Menurut dia, sistem pencatatan manual tidak hanya membutuhkan waktu lebih lama, tetapi juga menimbulkan sejumlah persoalan dalam pengelolaan data. Data yang tersimpan dalam buku register berisiko rusak atau hilang, sementara proses pencarian riwayat kesehatan dan penyusunan rekapitulasi maupun laporan membutuhkan waktu lebih panjang.
Karena itu, digitalisasi melalui SIKIARLA diarahkan untuk membantu kader mengelola data kesehatan secara lebih sistematis. Sistem tersebut mencakup layanan pencatatan data kesehatan ibu, anak, remaja, dan lansia serta dapat diakses melalui laman sikiarla.com.
Pelaksanaan program diawali dengan sosialisasi kepada mitra untuk memberikan pemahaman mengenai pentingnya digitalisasi layanan Posyandu sekaligus menggali kebutuhan dan kendala yang dihadapi kader. Tahap berikutnya berupa pelatihan dan peningkatan kapasitas kader, khususnya dalam mengoperasikan aplikasi SIKIARLA.
Tim kemudian melakukan penerapan sistem secara langsung dalam proses pencatatan dan pengelolaan data Posyandu. Tahap tersebut dilanjutkan dengan pendampingan dan evaluasi melalui pre-test, post-test, serta observasi untuk melihat perkembangan kemampuan kader sebelum dan sesudah mendapatkan pelatihan.

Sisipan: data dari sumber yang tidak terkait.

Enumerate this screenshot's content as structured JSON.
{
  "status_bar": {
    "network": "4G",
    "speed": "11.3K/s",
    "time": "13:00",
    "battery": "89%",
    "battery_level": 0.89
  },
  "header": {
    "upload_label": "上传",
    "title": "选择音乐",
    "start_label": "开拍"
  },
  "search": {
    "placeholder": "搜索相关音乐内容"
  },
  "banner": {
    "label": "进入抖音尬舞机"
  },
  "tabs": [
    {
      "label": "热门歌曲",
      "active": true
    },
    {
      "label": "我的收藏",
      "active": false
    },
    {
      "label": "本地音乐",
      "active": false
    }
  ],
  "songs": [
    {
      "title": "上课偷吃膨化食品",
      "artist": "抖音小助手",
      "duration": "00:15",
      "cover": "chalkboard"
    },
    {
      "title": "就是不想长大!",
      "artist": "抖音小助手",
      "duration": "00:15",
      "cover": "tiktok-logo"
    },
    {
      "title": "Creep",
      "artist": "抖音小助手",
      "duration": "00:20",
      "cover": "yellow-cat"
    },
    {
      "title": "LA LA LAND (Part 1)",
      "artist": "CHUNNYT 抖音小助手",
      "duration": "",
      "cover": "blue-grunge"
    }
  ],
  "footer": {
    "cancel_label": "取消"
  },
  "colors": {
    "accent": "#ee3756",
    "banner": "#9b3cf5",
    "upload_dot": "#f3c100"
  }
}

BACA JUGA: Dari Riset ke Kelas: UNHASY Dorong Transformasi Digital Tutor Kampung Inggris Pare
Program ini melibatkan enam kader Posyandu Mawar yang diketuai Martalena dengan anggota Arni, Resi, Resmi, Bittang, Desi Ratnasari sebagai mitra dan pengguna utama SIKIARLA. Selain itu, kegiatan turut melibatkan Bidan Sri Wahyuni Lubis, S.Keb selaku bidan desa yang bertugas di Posyandu Mawar. Respon para kader terhadap program tersebut dinilai positif dan partisipatif.

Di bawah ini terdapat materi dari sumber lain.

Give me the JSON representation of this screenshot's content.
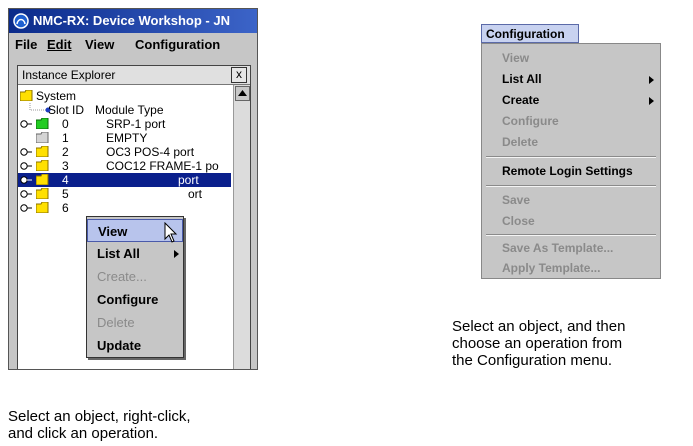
{
  "window": {
    "title": "NMC-RX: Device Workshop - JN"
  },
  "menubar": {
    "items": [
      "File",
      "Edit",
      "View",
      "Configuration"
    ]
  },
  "explorer": {
    "title": "Instance Explorer",
    "close_label": "x",
    "root_label": "System",
    "col_slot": "Slot ID",
    "col_module": "Module Type",
    "rows": [
      {
        "slot": "0",
        "module": "SRP-1 port"
      },
      {
        "slot": "1",
        "module": "EMPTY"
      },
      {
        "slot": "2",
        "module": "OC3 POS-4 port"
      },
      {
        "slot": "3",
        "module": "COC12 FRAME-1 po"
      },
      {
        "slot": "4",
        "module": "port"
      },
      {
        "slot": "5",
        "module": "ort"
      },
      {
        "slot": "6",
        "module": ""
      }
    ],
    "selected_slot": "4"
  },
  "context_menu": {
    "items": [
      {
        "label": "View",
        "state": "highlighted"
      },
      {
        "label": "List All",
        "state": "enabled",
        "submenu": true
      },
      {
        "label": "Create...",
        "state": "disabled"
      },
      {
        "label": "Configure",
        "state": "enabled"
      },
      {
        "label": "Delete",
        "state": "disabled"
      },
      {
        "label": "Update",
        "state": "enabled"
      }
    ]
  },
  "left_caption": [
    "Select an object, right-click,",
    "and click an operation."
  ],
  "config_menu": {
    "title": "Configuration",
    "items": [
      {
        "label": "View",
        "state": "disabled"
      },
      {
        "label": "List All",
        "state": "enabled",
        "submenu": true
      },
      {
        "label": "Create",
        "state": "enabled",
        "submenu": true
      },
      {
        "label": "Configure",
        "state": "disabled"
      },
      {
        "label": "Delete",
        "state": "disabled"
      },
      {
        "label": "Remote Login Settings",
        "state": "enabled"
      },
      {
        "label": "Save",
        "state": "disabled"
      },
      {
        "label": "Close",
        "state": "disabled"
      },
      {
        "label": "Save As Template...",
        "state": "disabled"
      },
      {
        "label": "Apply Template...",
        "state": "disabled"
      }
    ]
  },
  "right_caption": [
    "Select an object, and then",
    "choose an operation from",
    "the Configuration menu."
  ],
  "colors": {
    "titlebar_start": "#0a2a8a",
    "titlebar_end": "#3c64c8",
    "selection": "#0a1f8c",
    "menu_bg": "#c6c6c6",
    "menu_title_bg": "#c8d2f0",
    "disabled_text": "#8a8a8a",
    "folder_yellow": "#ffe000",
    "folder_green": "#22cc22"
  }
}
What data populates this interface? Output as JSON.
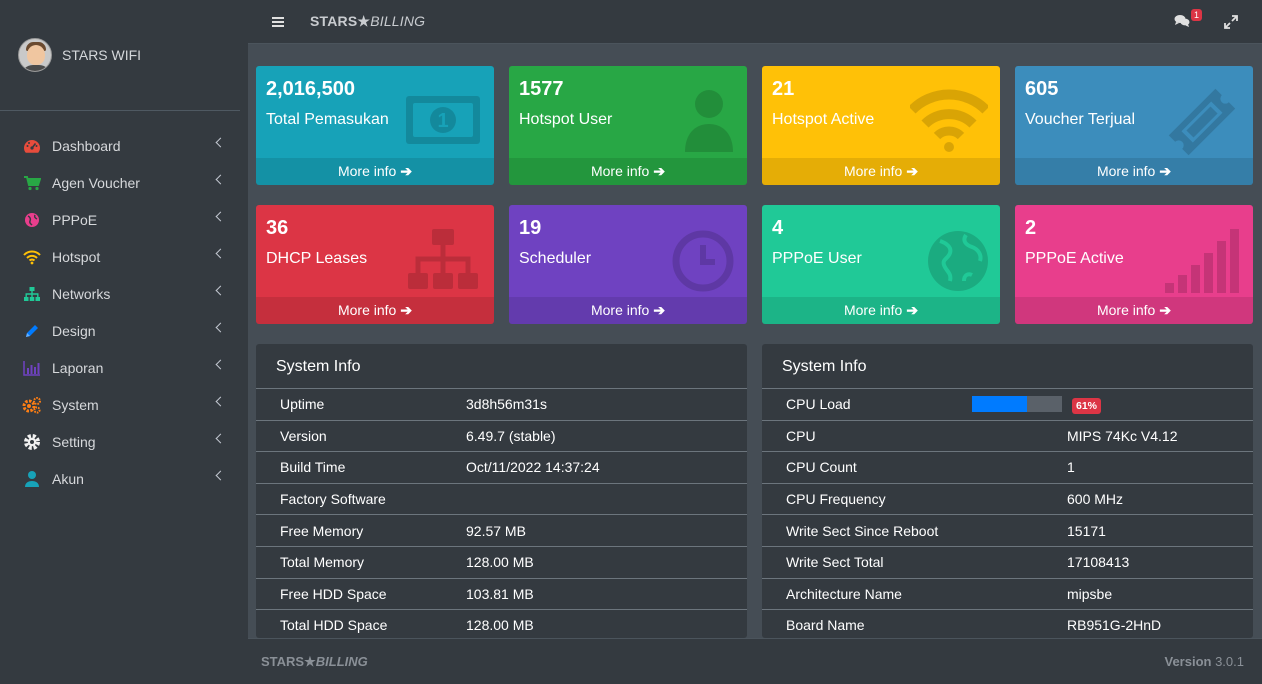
{
  "sidebar": {
    "user_name": "STARS WIFI",
    "items": [
      {
        "label": "Dashboard",
        "icon": "tachometer-icon"
      },
      {
        "label": "Agen Voucher",
        "icon": "cart-icon"
      },
      {
        "label": "PPPoE",
        "icon": "globe-icon"
      },
      {
        "label": "Hotspot",
        "icon": "wifi-icon"
      },
      {
        "label": "Networks",
        "icon": "sitemap-icon"
      },
      {
        "label": "Design",
        "icon": "pencil-icon"
      },
      {
        "label": "Laporan",
        "icon": "bar-chart-icon"
      },
      {
        "label": "System",
        "icon": "cogs-icon"
      },
      {
        "label": "Setting",
        "icon": "gear-icon"
      },
      {
        "label": "Akun",
        "icon": "user-icon"
      }
    ]
  },
  "topbar": {
    "brand_bold": "STARS",
    "brand_star": "★",
    "brand_italic": "BILLING",
    "notification_count": "1"
  },
  "boxes": [
    {
      "value": "2,016,500",
      "title": "Total Pemasukan",
      "more": "More info",
      "color": "#17a2b8",
      "icon": "money-icon"
    },
    {
      "value": "1577",
      "title": "Hotspot User",
      "more": "More info",
      "color": "#28a745",
      "icon": "user-icon"
    },
    {
      "value": "21",
      "title": "Hotspot Active",
      "more": "More info",
      "color": "#ffc107",
      "icon": "wifi-icon"
    },
    {
      "value": "605",
      "title": "Voucher Terjual",
      "more": "More info",
      "color": "#3c8dbc",
      "icon": "ticket-icon"
    },
    {
      "value": "36",
      "title": "DHCP Leases",
      "more": "More info",
      "color": "#dc3545",
      "icon": "sitemap-icon"
    },
    {
      "value": "19",
      "title": "Scheduler",
      "more": "More info",
      "color": "#6f42c1",
      "icon": "clock-icon"
    },
    {
      "value": "4",
      "title": "PPPoE User",
      "more": "More info",
      "color": "#20c997",
      "icon": "globe-icon"
    },
    {
      "value": "2",
      "title": "PPPoE Active",
      "more": "More info",
      "color": "#e83e8c",
      "icon": "signal-icon"
    }
  ],
  "info_left": {
    "title": "System Info",
    "rows": [
      {
        "k": "Uptime",
        "v": "3d8h56m31s"
      },
      {
        "k": "Version",
        "v": "6.49.7 (stable)"
      },
      {
        "k": "Build Time",
        "v": "Oct/11/2022 14:37:24"
      },
      {
        "k": "Factory Software",
        "v": ""
      },
      {
        "k": "Free Memory",
        "v": "92.57 MB"
      },
      {
        "k": "Total Memory",
        "v": "128.00 MB"
      },
      {
        "k": "Free HDD Space",
        "v": "103.81 MB"
      },
      {
        "k": "Total HDD Space",
        "v": "128.00 MB"
      }
    ]
  },
  "info_right": {
    "title": "System Info",
    "cpu_load_label": "CPU Load",
    "cpu_load_pct": "61%",
    "cpu_load_value": 61,
    "rows": [
      {
        "k": "CPU",
        "v": "MIPS 74Kc V4.12"
      },
      {
        "k": "CPU Count",
        "v": "1"
      },
      {
        "k": "CPU Frequency",
        "v": "600 MHz"
      },
      {
        "k": "Write Sect Since Reboot",
        "v": "15171"
      },
      {
        "k": "Write Sect Total",
        "v": "17108413"
      },
      {
        "k": "Architecture Name",
        "v": "mipsbe"
      },
      {
        "k": "Board Name",
        "v": "RB951G-2HnD"
      }
    ]
  },
  "footer": {
    "brand_bold": "STARS",
    "brand_star": "★",
    "brand_italic": "BILLING",
    "version_label": "Version",
    "version_number": "3.0.1"
  }
}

“Kader Posyandu Mawar terlibat secara aktif dalam pelatihan, praktik, pendampingan, serta memberikan masukan mengenai kebutuhan dan kemudahan penggunaan sistem,” kata Urfi.

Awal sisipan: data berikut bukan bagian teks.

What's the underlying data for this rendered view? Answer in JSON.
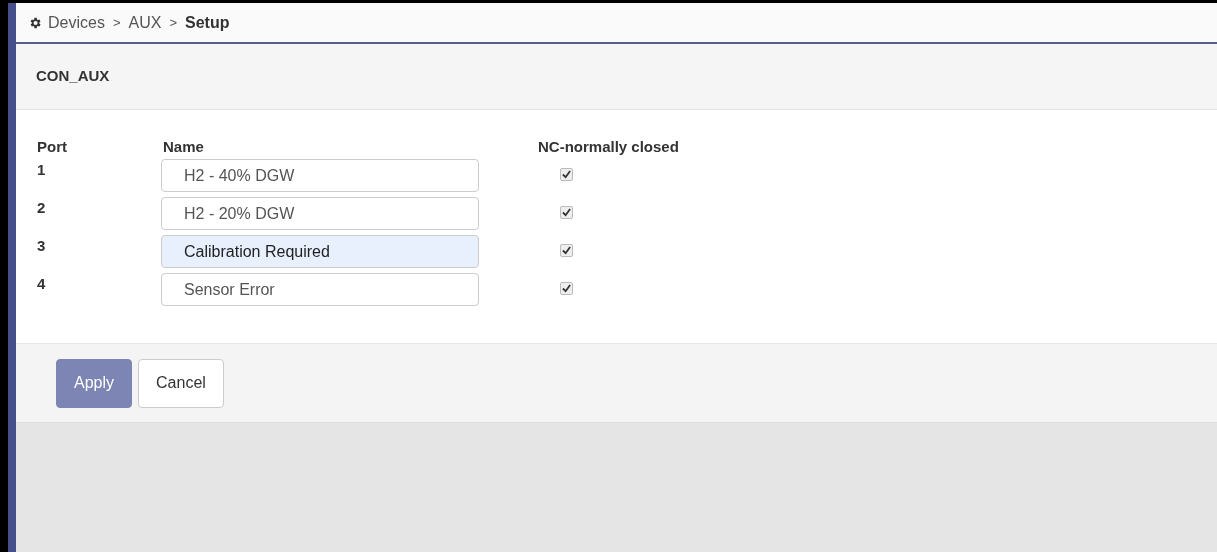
{
  "breadcrumb": {
    "items": [
      "Devices",
      "AUX"
    ],
    "separators": [
      ">",
      ">"
    ],
    "current": "Setup"
  },
  "panel": {
    "title": "CON_AUX",
    "columns": [
      "Port",
      "Name",
      "NC-normally closed"
    ],
    "rows": [
      {
        "port": "1",
        "name": "H2 - 40% DGW",
        "highlighted": false,
        "checked": true
      },
      {
        "port": "2",
        "name": "H2 - 20% DGW",
        "highlighted": false,
        "checked": true
      },
      {
        "port": "3",
        "name": "Calibration Required",
        "highlighted": true,
        "checked": true
      },
      {
        "port": "4",
        "name": "Sensor Error",
        "highlighted": false,
        "checked": true
      }
    ]
  },
  "buttons": [
    {
      "label": "Apply",
      "kind": "primary",
      "disabled": true
    },
    {
      "label": "Cancel",
      "kind": "default",
      "disabled": false
    }
  ]
}
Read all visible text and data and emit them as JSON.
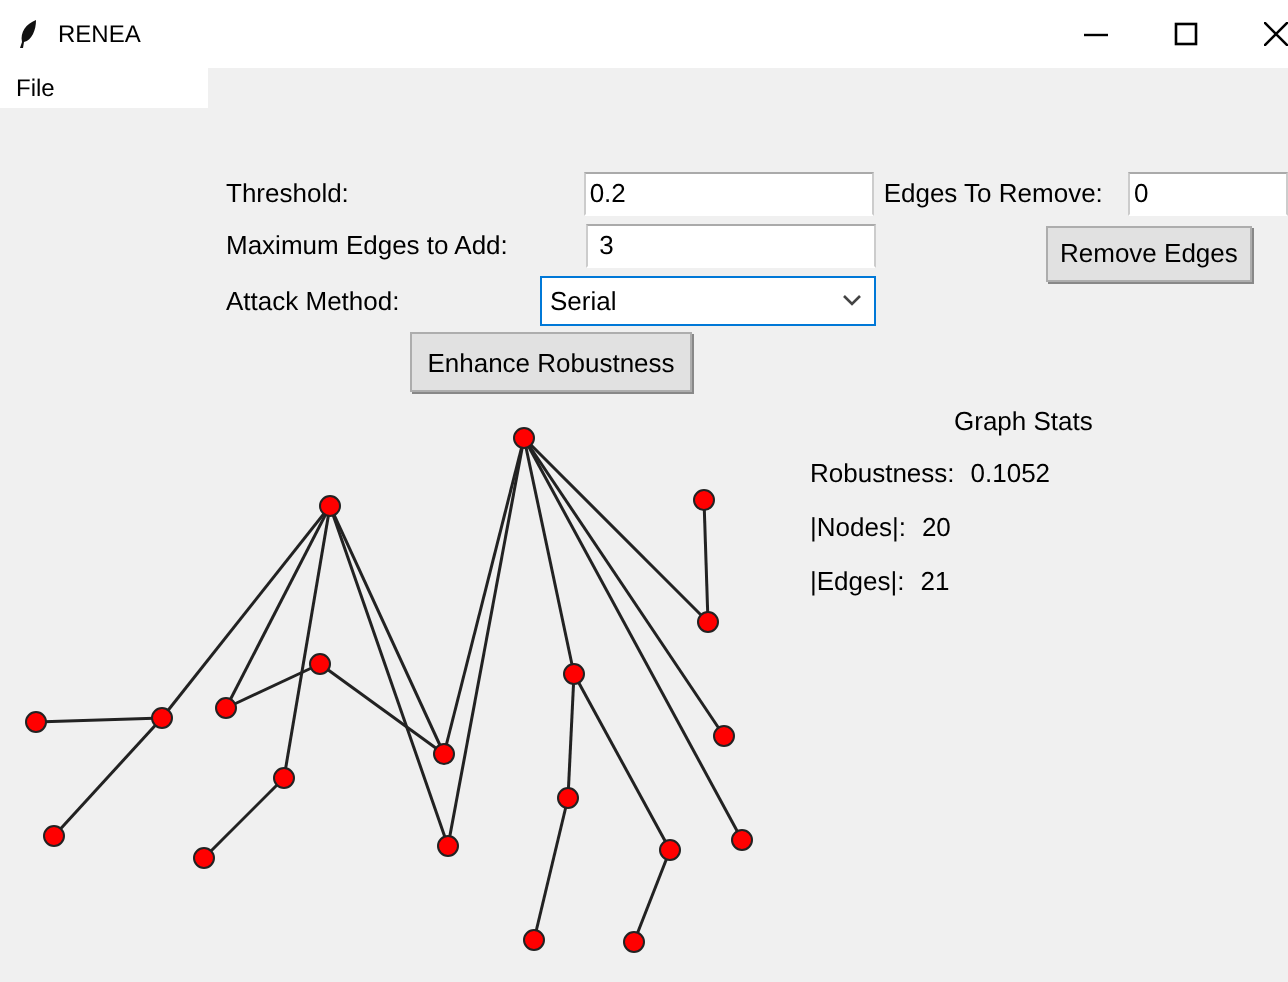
{
  "window": {
    "title": "RENEA"
  },
  "menu": [
    "File"
  ],
  "form": {
    "threshold": {
      "label": "Threshold:",
      "value": "0.2"
    },
    "max_edges": {
      "label": "Maximum Edges to Add:",
      "value": " 3"
    },
    "attack_method": {
      "label": "Attack Method:",
      "value": "Serial"
    },
    "edges_to_remove": {
      "label": "Edges To Remove:",
      "value": "0"
    },
    "buttons": [
      "Enhance Robustness",
      "Remove Edges"
    ]
  },
  "graph_stats": {
    "title": "Graph Stats",
    "rows": [
      {
        "label": "Robustness:",
        "value": "0.1052"
      },
      {
        "label": "|Nodes|:",
        "value": "20"
      },
      {
        "label": "|Edges|:",
        "value": "21"
      }
    ]
  }
}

Dari unsur perguruan tinggi, tim pengabdian Universitas Pasir Pengaraian terdiri atas Urfi Utami, M.Kom sebagai ketua, bersama anggota Bdn Eka Yuli Handayani, M.Kes dan Dona, M.Kom. Tim juga melibatkan dua mahasiswa, yakni Rima Alfiana Sari dan Emilia Wati.
Meski demikian, pelaksanaan program menghadapi tantangan, terutama keterbatasan literasi digital sebagian kader dan kebiasaan menggunakan pencatatan manual. Kondisi tersebut membuat proses adaptasi terhadap sistem digital membutuhkan pelatihan praktik dan pendampingan secara bertahap.
“Karena itu, pelatihan praktik langsung dan pendampingan dilakukan untuk meningkatkan kemampuan kader dalam mengoperasikan SIKIARLA,” ujar Urfi.
Program pengabdian ini juga diarahkan tidak berhenti setelah rangkaian kegiatan selesai. Tim menyiapkan strategi keberlanjutan melalui penunjukan kader kunci sebagai admin lokal. Pendampingan penggunaan SIKIARLA akan terus dilakukan dalam kegiatan Posyandu, disertai pemantauan kemampuan kader serta evaluasi kelengkapan dan ketepatan data.
Kader yang telah menguasai sistem diharapkan dapat membantu kader lainnya sehingga pengoperasian SIKIARLA dapat berlangsung secara mandiri dan berkelanjutan.
Program tersebut merupakan bagian dari pengabdian kepada masyarakat dalam Skema Pemberdayaan berbasis Masyarakat ruang lingkup Pemberdayaan Masyarakat Pemula (PMP) yang didanai Direktorat Penelitian dan Pengabdian kepada Masyarakat (DPPM) melalui Direktorat Jenderal Riset dan Pengembangan (Ditjen Risbang), Kementerian Pendidikan Tinggi, Sains, dan Teknologi (Kemendiktisaintek) Tahun Anggaran 2026.
Selain meningkatkan literasi digital kader, program tersebut menargetkan tersedianya sistem informasi layanan kesehatan yang dapat digunakan secara berkelanjutan serta data kesehatan yang lebih terstruktur, akurat, dan mudah dikelola. Luaran lainnya mencakup publikasi media massa daring, video pelaksanaan kegiatan, poster, serta peningkatan pemberdayaan masyarakat.